33 Toutefois, si la question de l’angoisse renvoie à celle de l’inconsistance ontologique du sujet dans la modernité et vice-versa, ainsi que nous l’avons vu dans les discours théoriques de la philosophie politique, de l’archéologie et de la psychanalyse, il faut montrer à présent comment la question de l’angoisse a été problématisée dans la modernité, par la philosophie et la psychanalyse, pour que nous puissions proposer une autre lecture du sujet.
V. FINITUDE ET ANGOISSE
34 Sur ce point, la première question importante est que l’angoisse n’a été problématisée que dans la modernité, par divers discours théoriques. Si le mot angoisse apparaît déjà dans le livre de Lucrèce intitulé De la nature [37], il n’a été l’objet d’un travail proprement conceptuel que dans la modernité, dans différents discours théoriques. Avant, le mot angoisse n’a jamais été problématisé, ni par la philosophie, ni par la théologie ni par le discours scientifique. Cela n’a eu lieu que dans la modernité, de façon ordonnée, dans les discours théoriques de la philosophie et de la psychanalyse. Mais si cette problématisation théorique ne s’est vérifiée que dans la modernité, c’est à cause du trait d’inconsistance ontologique qui marque inexorablement le sujet dans ce contexte historique-là. Bref, l’angoisse est donc un affect strictement moderne, car elle dévoile radicalement l’inconsistance ontologique qui marque dès lors le sujet.
35 L’angoisse est devenue une problématique fondamentale, aussi bien dans la tradition de la philosophie existentielle qu’en psychanalyse. Si elle était au centre des réflexions théoriques de Kierkegaard, Heidegger et Sartre, d’une part, elle a d’autre part aussi occupé une position fondamentale dans les discours théoriques de Freud et de Lacan. Donc, l’angoisse n’a été conceptuellement pensée que dans la modernité, qui a entrepris clairement sa problématisation.
36 Je parlerai ici schématiquement et brièvement des contributions philosophiques à propos de la question de l’angoisse, et me retournerai alors plus spécifiquement vers la psychanalyse, en mettant surtout en relief la lecture de Freud sur ce point.
37 Sans aucun doute, c’est Kierkegaard qui a forgé historiquement le concept d’angoisse, dans une œuvre célèbre portant ce titre [38], vers la moitié du XIXe siècle. Selon une perspective philosophique nettement anti-hegelienne, Kierkegaard énonce la position stratégique de l’angoisse pour la constitution et l’émergence du sujet. C’est par l’intermédiaire de l’angoisse, en effet, que le sujet peut effectivement se révéler, à lui-même et aux autres, sans équivoque.

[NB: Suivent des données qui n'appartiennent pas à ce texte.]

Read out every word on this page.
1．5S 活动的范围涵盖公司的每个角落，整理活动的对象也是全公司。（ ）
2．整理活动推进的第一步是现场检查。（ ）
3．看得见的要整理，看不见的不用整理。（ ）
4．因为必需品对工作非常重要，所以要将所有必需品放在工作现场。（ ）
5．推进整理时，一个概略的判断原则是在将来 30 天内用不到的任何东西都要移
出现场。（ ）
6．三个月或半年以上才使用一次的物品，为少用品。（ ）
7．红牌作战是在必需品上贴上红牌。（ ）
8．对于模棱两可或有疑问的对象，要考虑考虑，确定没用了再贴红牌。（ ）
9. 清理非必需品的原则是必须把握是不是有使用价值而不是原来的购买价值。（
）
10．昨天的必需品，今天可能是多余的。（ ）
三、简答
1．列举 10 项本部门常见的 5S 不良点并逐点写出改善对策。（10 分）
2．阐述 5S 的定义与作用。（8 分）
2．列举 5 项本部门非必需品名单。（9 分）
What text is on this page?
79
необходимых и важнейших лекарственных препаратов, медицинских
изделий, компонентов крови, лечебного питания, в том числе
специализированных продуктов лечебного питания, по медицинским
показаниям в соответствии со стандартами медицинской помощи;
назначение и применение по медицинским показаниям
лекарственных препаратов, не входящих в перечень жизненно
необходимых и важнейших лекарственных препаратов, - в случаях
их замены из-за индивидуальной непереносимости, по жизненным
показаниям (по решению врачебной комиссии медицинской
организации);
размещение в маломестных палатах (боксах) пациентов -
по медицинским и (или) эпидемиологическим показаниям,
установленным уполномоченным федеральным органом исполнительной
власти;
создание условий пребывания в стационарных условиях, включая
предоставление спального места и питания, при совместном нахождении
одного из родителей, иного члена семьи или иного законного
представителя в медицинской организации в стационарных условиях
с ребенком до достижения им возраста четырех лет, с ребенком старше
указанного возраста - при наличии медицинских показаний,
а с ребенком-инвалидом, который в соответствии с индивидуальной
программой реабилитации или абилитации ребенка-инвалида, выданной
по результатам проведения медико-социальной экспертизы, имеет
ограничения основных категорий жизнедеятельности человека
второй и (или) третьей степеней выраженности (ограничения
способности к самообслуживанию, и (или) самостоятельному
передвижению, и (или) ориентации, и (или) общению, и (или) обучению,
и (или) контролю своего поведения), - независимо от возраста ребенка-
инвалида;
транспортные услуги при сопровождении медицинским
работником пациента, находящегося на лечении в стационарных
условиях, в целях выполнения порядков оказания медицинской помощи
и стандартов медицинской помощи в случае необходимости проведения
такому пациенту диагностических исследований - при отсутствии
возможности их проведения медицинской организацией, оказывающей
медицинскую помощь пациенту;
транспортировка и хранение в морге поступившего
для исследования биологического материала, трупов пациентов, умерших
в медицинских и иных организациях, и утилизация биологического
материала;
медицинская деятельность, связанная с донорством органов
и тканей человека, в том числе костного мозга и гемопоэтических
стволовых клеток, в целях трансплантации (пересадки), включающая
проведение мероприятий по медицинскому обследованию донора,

38 C’est cette thèse primordiale que Heidegger a reprise, à sa façon, dans son œuvre inaugurale, à savoir, Être et Temps, publiée en 1927. [39] Ainsi, c’est par l’impact de l’expérience de l’angoisse que le Dasein peut se déplacer de la condition impersonnelle, énoncée à la troisième personne, à la condition singulière, énoncée à la première personne. C’est donc par ce biais que le sujet se constitue et apparaît effectivement. En d’autres termes, le Dasein se déplace d’une condition « inauthentique » à une condition authentique, de sorte à transformer radicalement les lignes de force de son existence, dans le registre éminemment éthique.
39 Qu’est-ce qui est impliqué dans le déplacement crucial du Dasein, de l’inauthenticité à l’authenticité ? Rien de plus rien de moins que la découverte et la reconnaissance par le Dasein de sa mortalité, c’est-à-dire, que sa vie a une limite absolue, qui est la mort. Le Dasein découvre qu’il est un être pour la mort, irréfutablement. Cela étant, ses relations avec le temps sont essentiellement réorientées, et forment des liens entre la temporalité et la historicité. En d’autres termes, le Dasein reconnaît alors sa condition de sujet de la finitude, dans cette rencontre radicale avec la durée limitée de son existence, indubitablement révélée par l’angoisse [40].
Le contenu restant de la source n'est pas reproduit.